Конан помолчал, потом указал пальцем на могилу Хорга: А как же отец? Кто скажет ему об этом?
— Отца убьет весть о смерти Хорга. Пускай надеется и живет. А я… Я не могу возвратиться… Никак.
— Вместо одного ребенка твой отец потеряет двоих.
— Он все равно потеряет меня, если я вернусь. Без Хорга… Я не смогу жить там. Я уйду. Так что лучше вообще не возвращаться… Хватит, Конан… Я решила… Если ты в Гиль-Дорад, то нам по пути.
Конан пожал плечами. Да, переубедить женщину тяжелее, чем одолеть сотню воинов. К тому же нет времени на бесполезные разговоры.
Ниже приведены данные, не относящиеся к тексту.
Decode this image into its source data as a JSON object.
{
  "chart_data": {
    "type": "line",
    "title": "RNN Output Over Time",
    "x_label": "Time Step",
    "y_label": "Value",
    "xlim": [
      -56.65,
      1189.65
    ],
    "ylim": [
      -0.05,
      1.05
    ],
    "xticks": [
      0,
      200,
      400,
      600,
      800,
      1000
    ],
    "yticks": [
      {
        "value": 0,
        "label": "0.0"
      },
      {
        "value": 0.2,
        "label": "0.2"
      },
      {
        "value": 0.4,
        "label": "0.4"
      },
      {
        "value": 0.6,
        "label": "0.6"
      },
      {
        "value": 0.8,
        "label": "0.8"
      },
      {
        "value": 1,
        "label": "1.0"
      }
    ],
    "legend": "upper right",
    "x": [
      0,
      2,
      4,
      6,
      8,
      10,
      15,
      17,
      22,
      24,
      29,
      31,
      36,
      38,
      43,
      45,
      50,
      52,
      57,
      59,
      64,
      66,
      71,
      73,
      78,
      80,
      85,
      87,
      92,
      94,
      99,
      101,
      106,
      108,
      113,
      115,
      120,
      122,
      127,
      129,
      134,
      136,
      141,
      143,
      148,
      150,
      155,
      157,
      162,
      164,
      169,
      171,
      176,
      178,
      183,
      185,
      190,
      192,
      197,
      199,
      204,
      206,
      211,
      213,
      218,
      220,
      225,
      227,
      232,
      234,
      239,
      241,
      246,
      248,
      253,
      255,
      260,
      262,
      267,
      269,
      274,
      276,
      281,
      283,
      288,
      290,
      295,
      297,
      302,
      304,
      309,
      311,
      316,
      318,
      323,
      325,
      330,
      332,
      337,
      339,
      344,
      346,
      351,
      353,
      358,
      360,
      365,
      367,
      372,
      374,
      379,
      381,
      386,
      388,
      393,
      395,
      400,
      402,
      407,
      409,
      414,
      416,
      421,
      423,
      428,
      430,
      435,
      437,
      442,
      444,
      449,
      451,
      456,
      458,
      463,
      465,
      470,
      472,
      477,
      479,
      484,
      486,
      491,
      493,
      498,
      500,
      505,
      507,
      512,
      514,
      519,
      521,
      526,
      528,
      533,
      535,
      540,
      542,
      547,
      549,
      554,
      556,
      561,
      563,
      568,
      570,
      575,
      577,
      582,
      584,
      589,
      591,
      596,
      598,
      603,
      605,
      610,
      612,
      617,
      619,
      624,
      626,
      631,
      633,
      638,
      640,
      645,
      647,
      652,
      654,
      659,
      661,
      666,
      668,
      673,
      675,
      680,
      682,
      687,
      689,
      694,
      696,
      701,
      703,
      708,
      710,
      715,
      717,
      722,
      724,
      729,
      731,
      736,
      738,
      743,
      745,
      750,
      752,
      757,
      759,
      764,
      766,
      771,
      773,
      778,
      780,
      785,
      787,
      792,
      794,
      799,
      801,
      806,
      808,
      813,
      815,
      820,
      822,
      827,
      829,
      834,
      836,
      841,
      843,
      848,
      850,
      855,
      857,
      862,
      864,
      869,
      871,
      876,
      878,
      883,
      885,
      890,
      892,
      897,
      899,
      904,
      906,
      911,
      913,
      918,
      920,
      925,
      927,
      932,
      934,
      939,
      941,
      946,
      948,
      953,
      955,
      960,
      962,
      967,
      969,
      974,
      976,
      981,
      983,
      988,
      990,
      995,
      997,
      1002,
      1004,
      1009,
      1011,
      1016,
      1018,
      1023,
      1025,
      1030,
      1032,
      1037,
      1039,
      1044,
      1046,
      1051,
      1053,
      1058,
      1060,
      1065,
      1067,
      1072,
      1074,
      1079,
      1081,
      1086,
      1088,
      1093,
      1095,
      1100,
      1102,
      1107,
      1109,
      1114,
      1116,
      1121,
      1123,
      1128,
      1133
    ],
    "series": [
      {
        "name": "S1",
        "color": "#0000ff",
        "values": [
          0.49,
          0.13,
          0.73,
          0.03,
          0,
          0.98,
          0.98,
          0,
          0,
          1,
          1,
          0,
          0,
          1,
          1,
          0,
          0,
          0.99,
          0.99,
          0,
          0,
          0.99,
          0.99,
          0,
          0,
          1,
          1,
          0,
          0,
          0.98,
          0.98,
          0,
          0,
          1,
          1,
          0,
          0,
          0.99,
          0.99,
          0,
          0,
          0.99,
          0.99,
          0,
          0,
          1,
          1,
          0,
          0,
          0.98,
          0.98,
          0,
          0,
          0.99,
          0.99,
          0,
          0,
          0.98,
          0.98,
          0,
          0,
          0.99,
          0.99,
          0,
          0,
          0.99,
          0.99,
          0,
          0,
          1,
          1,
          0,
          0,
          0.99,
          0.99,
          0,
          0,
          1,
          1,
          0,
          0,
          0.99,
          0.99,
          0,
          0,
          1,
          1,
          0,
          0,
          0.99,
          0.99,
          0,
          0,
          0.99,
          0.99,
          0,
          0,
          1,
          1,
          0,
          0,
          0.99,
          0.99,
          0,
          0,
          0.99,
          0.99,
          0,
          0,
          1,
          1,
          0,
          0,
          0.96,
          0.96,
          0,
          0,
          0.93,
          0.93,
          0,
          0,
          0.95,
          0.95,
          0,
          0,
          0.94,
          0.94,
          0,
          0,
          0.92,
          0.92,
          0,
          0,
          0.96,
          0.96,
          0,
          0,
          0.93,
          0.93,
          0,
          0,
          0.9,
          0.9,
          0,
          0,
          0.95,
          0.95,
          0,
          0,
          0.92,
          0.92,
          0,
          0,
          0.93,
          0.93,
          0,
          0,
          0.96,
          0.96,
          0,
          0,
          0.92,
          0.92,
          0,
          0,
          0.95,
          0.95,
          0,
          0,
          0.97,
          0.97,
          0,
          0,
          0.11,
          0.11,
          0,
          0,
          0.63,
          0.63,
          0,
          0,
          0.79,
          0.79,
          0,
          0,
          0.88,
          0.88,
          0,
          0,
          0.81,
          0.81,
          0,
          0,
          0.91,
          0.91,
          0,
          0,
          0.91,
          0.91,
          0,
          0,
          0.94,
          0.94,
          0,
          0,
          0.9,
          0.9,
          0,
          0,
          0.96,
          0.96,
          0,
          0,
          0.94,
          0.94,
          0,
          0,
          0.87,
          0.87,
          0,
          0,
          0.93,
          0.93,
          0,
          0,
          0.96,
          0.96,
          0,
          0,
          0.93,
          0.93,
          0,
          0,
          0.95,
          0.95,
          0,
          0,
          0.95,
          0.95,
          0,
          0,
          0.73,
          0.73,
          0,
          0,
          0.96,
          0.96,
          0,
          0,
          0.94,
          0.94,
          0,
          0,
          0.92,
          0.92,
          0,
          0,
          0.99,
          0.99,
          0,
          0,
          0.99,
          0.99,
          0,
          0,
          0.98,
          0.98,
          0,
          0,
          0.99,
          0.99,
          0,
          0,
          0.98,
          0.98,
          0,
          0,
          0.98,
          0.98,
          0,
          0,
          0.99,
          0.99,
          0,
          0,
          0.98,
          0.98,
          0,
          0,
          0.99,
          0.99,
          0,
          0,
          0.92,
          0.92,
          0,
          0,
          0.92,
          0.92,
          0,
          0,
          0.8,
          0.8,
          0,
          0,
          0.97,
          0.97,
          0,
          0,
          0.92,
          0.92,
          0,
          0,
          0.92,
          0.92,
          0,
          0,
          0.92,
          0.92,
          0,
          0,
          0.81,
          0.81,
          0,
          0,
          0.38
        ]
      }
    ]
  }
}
Киммериец подошел к Ки-шон и попытался подобрать из множества известных ему языков знакомый кхитаянке. Ничего не выходило, а кхитаянского Конан не знал. Тогда северянин перешел на язык жестов. Показывая руками в разные стороны и на разные предметы, варвар попытался объяснить кхитаянке, что у них теперь разные дороги. И, похоже, кхитаянка поняла его, поскольку отрицательно замотала головой, положила ладонь на сердце, а потом вытянула руку в сторону варвара. Впрочем, одного ее взгляда было достаточно.
— Она показывает, что ее сердце принадлежит тебе и, значит, она пойдет за тобой куда угодно,— пояснила Луара.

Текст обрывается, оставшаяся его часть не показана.